Ça va être dur, ce soir. J'ai les neurones en compote. Je crois que je vais me borner à une liste qui sera reprise demain, ou après-demain...

Cours sur Molloy, début de la seconde partie, Moran maniaque et digressif, aussi croyant et libre-penseur, en tout cas très différent de Molloy, et pourtant...
Direction, le campus de Mita pour le congrès de la SJLLF, en commençant par la réunion du groupe des hugoliens du Japon (dont je suis vice-pdt, tout de même...). Puis déjeuner chinois (encore) à 4. Pendant ce temps, T. est avec les dixseptiémistes où l'on commente, notamment, positivement j'espère, l'achèvement de sa thèse.

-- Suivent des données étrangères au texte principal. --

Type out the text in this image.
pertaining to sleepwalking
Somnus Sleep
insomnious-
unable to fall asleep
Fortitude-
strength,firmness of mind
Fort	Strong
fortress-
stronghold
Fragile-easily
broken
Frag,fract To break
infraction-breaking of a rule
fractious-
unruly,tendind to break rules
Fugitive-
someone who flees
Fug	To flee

Retour au campus pour la conférence plénière, celle d'Éric Bordas sur le style de Balzac, ou plutôt sur le renouvellement des études stylistiques depuis une quinzaine d'années, notamment dans le domaine balzacien grâce aux études sur les stratégies discursives et aux corpus numérisés.
Repos avec arts visuels et musicaux grâce à l'atelier du professeur Ogata (créations musicales sur des dessins de Victor Hugo animés en 3D ; fusion musicale et visuelle sur la lecture des Djinns qu'il m'avait demandé d'enregistrer il y a trois ans, nouvelle version, etc.).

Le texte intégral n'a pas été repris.